I really think you can take this one step further, as Matt Yglesias hints at here.
The question of whether or not the push for health care reform will succeeds depends, as it did in 1993-94 and it always has, on the fairly simple question “do moderate Democrats want universal health care?”
In the context of the two posts, “moderate Democrats” and “Republicans” are for all intents and purposes; the same group of people who have been bleating about the deficit and some such event though Barack Obama has repeatedly pledged health reform will be deficit neutral. But to get back to the point, it seems fairly obvious that this is almost certainly the state of play: Mitch McConnell, and I’m sure to a certain degree, Ben Nelson really don’t want to pass comprehensive health reform. For some legislators it might be pressure from a health insurance company that covers a majority of their state and for others it might be a visceral reaction to “big government” and for still others it might simply be about scoring a political vicotry. Nevertheless, you can see this clearly from the arguments employed. That is, opponents of reform — and “uncooperatives” like Ben Nelson — don’t engage the case for reform on the merits. They respond to argument A with concern B, and concern B with argument A.

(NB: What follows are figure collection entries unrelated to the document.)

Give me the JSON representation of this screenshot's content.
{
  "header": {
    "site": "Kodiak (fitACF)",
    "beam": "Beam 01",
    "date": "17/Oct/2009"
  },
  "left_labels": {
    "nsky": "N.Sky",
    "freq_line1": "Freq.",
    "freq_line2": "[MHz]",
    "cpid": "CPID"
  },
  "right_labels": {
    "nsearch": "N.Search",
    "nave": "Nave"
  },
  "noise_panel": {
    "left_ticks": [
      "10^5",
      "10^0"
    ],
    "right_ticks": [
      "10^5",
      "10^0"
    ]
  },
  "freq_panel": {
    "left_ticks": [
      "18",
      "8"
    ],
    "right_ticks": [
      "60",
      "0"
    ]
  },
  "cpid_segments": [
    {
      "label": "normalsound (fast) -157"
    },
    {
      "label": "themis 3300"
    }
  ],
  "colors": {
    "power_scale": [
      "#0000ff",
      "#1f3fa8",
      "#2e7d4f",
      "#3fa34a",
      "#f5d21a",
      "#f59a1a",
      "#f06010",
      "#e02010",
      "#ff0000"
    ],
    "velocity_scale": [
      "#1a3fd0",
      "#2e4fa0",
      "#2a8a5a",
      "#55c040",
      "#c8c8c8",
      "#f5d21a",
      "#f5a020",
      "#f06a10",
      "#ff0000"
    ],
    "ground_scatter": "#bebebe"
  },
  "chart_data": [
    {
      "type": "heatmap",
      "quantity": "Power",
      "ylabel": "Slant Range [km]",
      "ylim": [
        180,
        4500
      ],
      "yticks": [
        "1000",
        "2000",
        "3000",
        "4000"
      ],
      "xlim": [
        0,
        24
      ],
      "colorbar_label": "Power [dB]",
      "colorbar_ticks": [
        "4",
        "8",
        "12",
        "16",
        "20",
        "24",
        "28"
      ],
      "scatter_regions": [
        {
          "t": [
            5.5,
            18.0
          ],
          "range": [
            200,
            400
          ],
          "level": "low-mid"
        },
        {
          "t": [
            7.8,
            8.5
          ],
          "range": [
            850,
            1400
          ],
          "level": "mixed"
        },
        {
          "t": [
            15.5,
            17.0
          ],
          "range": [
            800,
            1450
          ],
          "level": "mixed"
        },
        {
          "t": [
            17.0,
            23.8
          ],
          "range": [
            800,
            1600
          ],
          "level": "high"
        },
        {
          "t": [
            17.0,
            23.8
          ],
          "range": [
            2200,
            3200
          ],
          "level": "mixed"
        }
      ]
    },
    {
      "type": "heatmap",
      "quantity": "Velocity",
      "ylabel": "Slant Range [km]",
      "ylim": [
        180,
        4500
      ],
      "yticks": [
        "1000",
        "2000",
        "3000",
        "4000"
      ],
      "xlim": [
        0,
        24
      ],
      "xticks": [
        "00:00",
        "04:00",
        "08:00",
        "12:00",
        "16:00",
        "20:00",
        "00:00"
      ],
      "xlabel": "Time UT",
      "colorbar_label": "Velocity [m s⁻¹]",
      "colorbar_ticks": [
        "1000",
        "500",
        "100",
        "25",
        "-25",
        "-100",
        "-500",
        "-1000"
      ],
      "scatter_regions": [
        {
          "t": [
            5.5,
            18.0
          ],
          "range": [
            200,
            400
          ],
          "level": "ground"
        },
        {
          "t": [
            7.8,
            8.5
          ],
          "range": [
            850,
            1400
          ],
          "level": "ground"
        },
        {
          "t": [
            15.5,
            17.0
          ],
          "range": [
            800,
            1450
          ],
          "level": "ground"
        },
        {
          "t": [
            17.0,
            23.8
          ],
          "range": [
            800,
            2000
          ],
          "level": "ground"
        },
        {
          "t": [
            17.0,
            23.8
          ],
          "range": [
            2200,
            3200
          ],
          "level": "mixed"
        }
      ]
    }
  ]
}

Imagine you asked two different friends to go see a movie with you. Friend Number One says, “Yes, I’d like to see a movie, but I’m really concerned about saving money. Why don’t we go out to dinner?” At this point, you might reasonably conclude that given Friend Number One’s willingness to pay for another, non-movie activity, Friend Number One was being disingenuous and about their reasoning and move on. But no, you really want to include Friend Number One — the more the merrier! — and even better you also are concerned about saving money, so you propose selling some cookies to pay for the tickets. Well, as it turns out, Friend Number One really hates cookies. They are nutritionally hollow, contribute to heart disease, and will eventually kill everyone in the country. That said, he’d still love to go to dinner. Zut alors! At this point, you’re finding dealing with Friend Number One to be quite exasperating, and though you’d still like Friend Number One to come, you turn to Friend Number Two. Maybe she won’t be so difficult.
Good news! Friend Number Two says she’d love to go to a movie and what’s more, is totally down with the plan of paying for the tickets. But still, she has some concerns about hurting Friend Number One’s feelings, even though Friend Number One is saying one thing and doing another. You explain to Friend Number Two that yes, of course it would be great to have Friend Number One come along (you even tried hard yourself!), but Friend Number One is really being difficult, and furthermore, you’re beginning to doubt whether or not Friend Numbe One even likes you guys. Well, being that as it may, Friend Number Two is still committed to involving Friend Number One, and what’s more, wants to instead bake a fruit cake owing to her roommate’s allergy to chocolate chips. Well, fine you say. Fruit cake it is, as long as we go see a fucking movie. Uh oh! Well Friend Number Two really doesn’t like your tone, and in light of that fact, now thinks it’s more important than ever that Friend Number One is a-ok with you guys going to see a movie — why don’t we just wait it out, take a deep breath, and talk about it. She’ll call you in a few hours.
If you were in this situation, you might want to stop and ask Friend Number Two, “Hey, do you even want to see the fucking movie? And are you just using Friend Number One as an excuse to avoid personal responsibility here?” And you’d be asking pretty good questions.